Le ragioni del contendere: accusa di terrorismo da parte del presidente Bashar al-Asad verso i ribelli, che a loro volta dichiarano illegittimo il governo in carica. Tutto in un Paese autoritario, con violente divisioni religiose e infiltrazioni qaediste nei ranghi dei ribelli. A completare il quadro, si staglia la questione mediorientale sullo sfondo, che vede l’Iran primo alleato siriano e Israele a temere ripercussioni dai pericolosi vicini.

Ma è lo scacchiere internazionale quello più teso. Da una parte Russia e Cina che difendono il regime e scoraggiano qualsiasi intervento militare; dall’altra USA e Francia, propendono per un intervento immediato. In questo quadro Italia e Germania si limitano ad attendere una risoluzione delle Nazioni Unite, mentre il Parlamento britannico ha bocciato il piano d’intervento del premier Cameron.

I video della guerra civile hanno scosso le coscienze.
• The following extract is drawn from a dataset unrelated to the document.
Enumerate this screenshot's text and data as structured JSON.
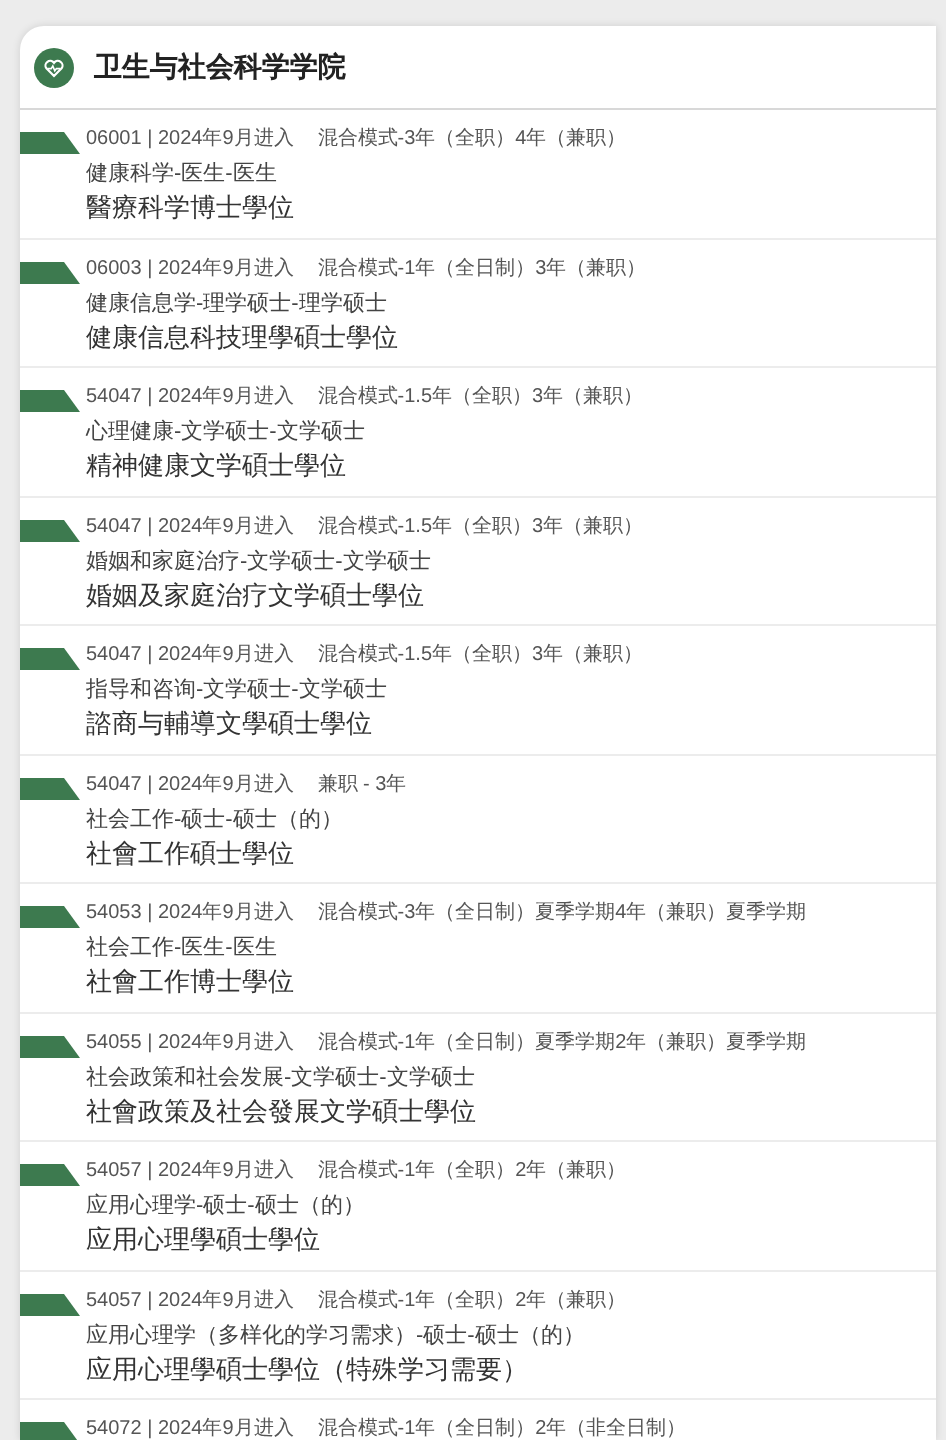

La situazione ha spinto Papa Francesco a lanciare un accorato appello durante l’Angelus di domenica 1° settembre, seguito dalla veglia di digiuno e preghiera di sabato 7.

E noi? Che riflessioni possiamo fare nei confronti di questo scenario in rapida evoluzione? Esistono effettivamente Buoni e Cattivi? Forse no, se si pensa alla natura autoritaria e violenta del governo cui contrappone comunque uno schieramento eterogeneo, dalle forti componenti estremistiche. E ancora: un intervento militare in un paese straniero può realmente definirsi legittimo? Un Paese di cui non conosciamo nulla se non attraverso le immagini lontane che ci giungono dai media, di cui non possiamo mai verificare la effettiva veridicità. Inoltre: l’utilizzo di armi chimiche può mai essere giustificato? Risuonano ancora nelle nostre meni le immagini, fortissime, dei bambini uccisi nelle scuole Siriane. Ogni risposta razionale sembra disumana, perdendosi in dilemmi etici tanto delicati e fondamentali.

Infine, a chi attribuire la responsabilità e le conseguenze di decisioni tanto drammatiche? Agli Stati, ai governi, all’Onu? Cosa resta da fare e da pensare a noi cittadini, così lontani eppure così toccati dagli eventi? Spaventa il pensiero che la risposta debba contenere un “noi” a cui non possiamo sfuggire e che, aspettando ulteriori quanto tragici sviluppi, ci richiama ad un senso d’impotenza che oscilla tra angoscia e indifferenza.

“Mai pensare che la guerra, anche se giustificata, non sia un crimine” diceva Ernest Hemingway.